ランナーが極限状態で初めて感じることができるという「ゾーン」という状態が、三浦しをんさんの見事な筆致で描かれます。
「ランナーズハイ」とも言われるもので、ある地点を越えると走りに伴う一切の苦痛が消えて無限に走っていけるように思える境地。
この感覚が多くのランナーを走ることに夢中にさせるのだとか。
そんな感覚を味わってみたくなり、読後は思わず自分も走って風を感じたくなる気持ちになること間違いなしです!笑
メンバーの友情と絆を感じる
駅伝は実際に走るのは一人でも、その裏には他のメンバーとの確固たる繋がりがあります。
たとえ自分が苦しい時でも仲間のことを思うと、自らの限界を超えた大きな力を発揮することができる。
それはもちろん長い時間を共にし、一緒に苦しい時間を乗り越えてきた仲間との絆があってこそです。
本書ではそのことをありありと感じ、胸を熱くさせられます。
ランナーひとり一人はみな自分のためだけでなくチームみんなの期待や思いを乗せて走っているということを改めて感じさせられます。
これを知るとお正月にテレビで見る箱根駅伝から受け取れるものがまた変わってきたりしますよ。
登場人物の努力と「成長」を感じられる
チームのメンバーがみな個性的かつ魅力的なのが本書の魅力の一つでもあるのですが、そのメンバーひとりひとりが努力を重ね、技術的にはもちろん、精神的にも成長していく姿も印象的です。
はじめは「モテたいから」「就活の役に立つから」「弱みを握られているから」など、
よこしまな理由で始めた初心者同然のメンバーも、ハイジの練習をこなす中で着々と力をつけてグングンと成長していきます。

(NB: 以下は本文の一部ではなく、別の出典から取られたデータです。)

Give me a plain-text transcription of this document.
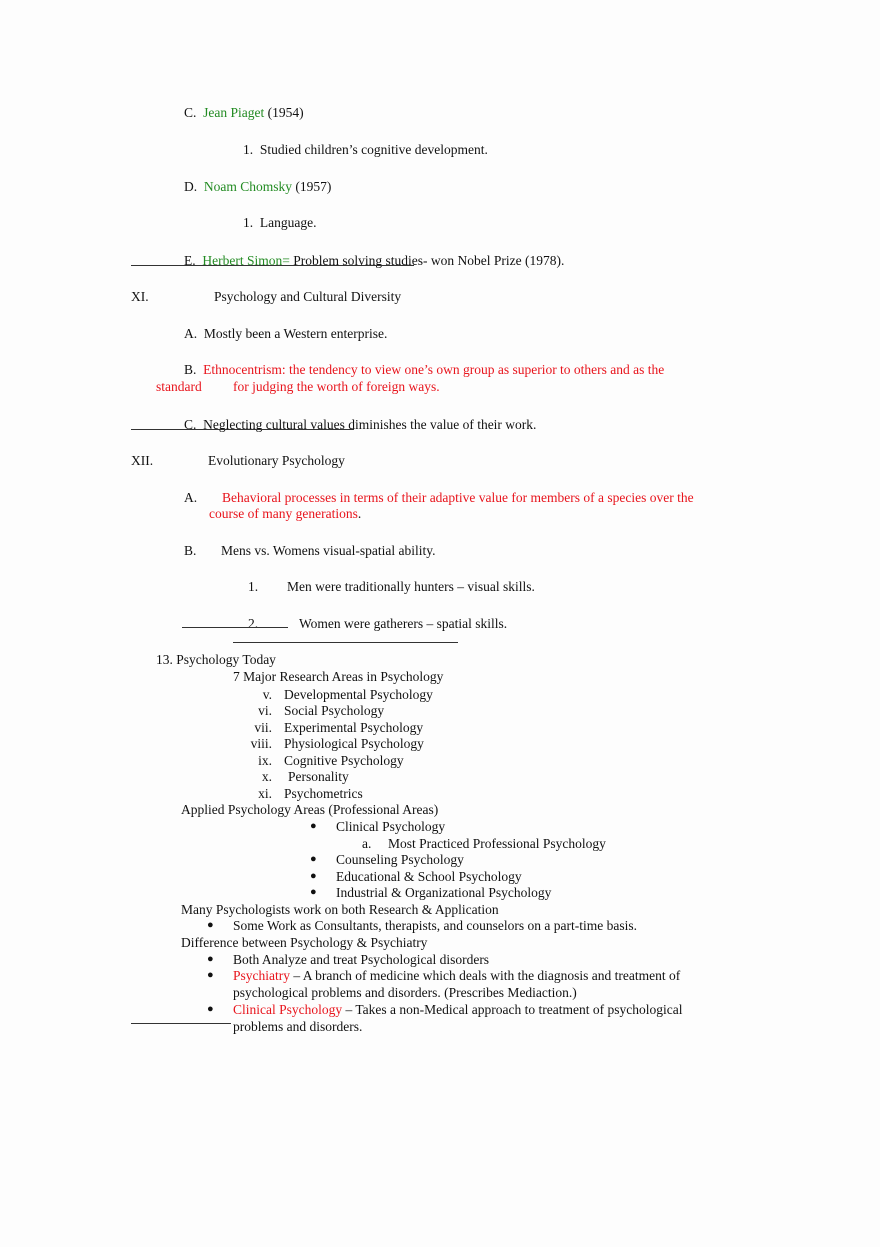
C. Jean Piaget (1954)
1. Studied children’s cognitive development.
D. Noam Chomsky (1957)
1. Language.
E. Herbert Simon= Problem solving studies- won Nobel Prize (1978).
XI.	Psychology and Cultural Diversity
A. Mostly been a Western enterprise.
B. Ethnocentrism: the tendency to view one’s own group as superior to others and as the
standard for judging the worth of foreign ways.
C. Neglecting cultural values diminishes the value of their work.
XII.	Evolutionary Psychology
A. Behavioral processes in terms of their adaptive value for members of a species over the
course of many generations.
B. Mens vs. Womens visual-spatial ability.
1. Men were traditionally hunters – visual skills.
2.	Women were gatherers – spatial skills.
13. Psychology Today
7 Major Research Areas in Psychology
v. Developmental Psychology
vi. Social Psychology
vii. Experimental Psychology
viii. Physiological Psychology
ix. Cognitive Psychology
x. Personality
xi. Psychometrics
Applied Psychology Areas (Professional Areas)
● Clinical Psychology
a. Most Practiced Professional Psychology
● Counseling Psychology
● Educational & School Psychology
● Industrial & Organizational Psychology
Many Psychologists work on both Research & Application
● Some Work as Consultants, therapists, and counselors on a part-time basis.
Difference between Psychology & Psychiatry
● Both Analyze and treat Psychological disorders
● Psychiatry – A branch of medicine which deals with the diagnosis and treatment of
psychological problems and disorders. (Prescribes Mediaction.)
● Clinical Psychology – Takes a non-Medical approach to treatment of psychological
problems and disorders.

技術的に成長し、タイムノルマや予選会など箱根へのいくつもの関門を超えていく姿には思わず胸を打たれます。
またハイジの「ただ”速い”だけでなく”強い”ランナーになれ」という言葉の通り、メンバーが精神的にも大きく成長していく姿を目の当たりにすることもできます。
走の成長
特にそれは主人公の走(かける)に顕著に見られます。
最初は「自分が自分が」と感情に振り回されていた走が、ハイジやライバル選手から影響を受けながら自らを見つめ直して自己を把握し、自分をコントロールできるようになっていきます。
何か大きな成果を出す人というのは「自分」について誰よりも理解し、その上で自らの取るべき行動を取っているもの。
このことを踏まえて技術的にも精神的にも成長していく姿からは、自らの人生にも活かせるような教訓のようなものを感じることができます。
駅伝を通して彼が最終的にどう変化し物語がどのような結末を迎えるかは、ぜひ本書を手にとって実際に読んでいただきたいです…
まとめ
今回は「一瞬の風になれ」の魅力とおすすめポイントを紹介させていただきました!
選手が走る姿を間近で見ているような体験を通じ、箱根駅伝について知ることができ、新たに世界を広げてくれる可能性を持つ一冊です。
冗談抜きで箱根駅伝の見方が変わります笑
またメンバーそれぞれが「成長」していく姿に胸が打たれること間違いなしの作品。
少しでも気になるという方はぜひ一度読んでいただければと思います。
この記事が、皆さんがこの作品の良さに気づき、実際に読んで心動かされる体験をするきっかけとなれば幸いです!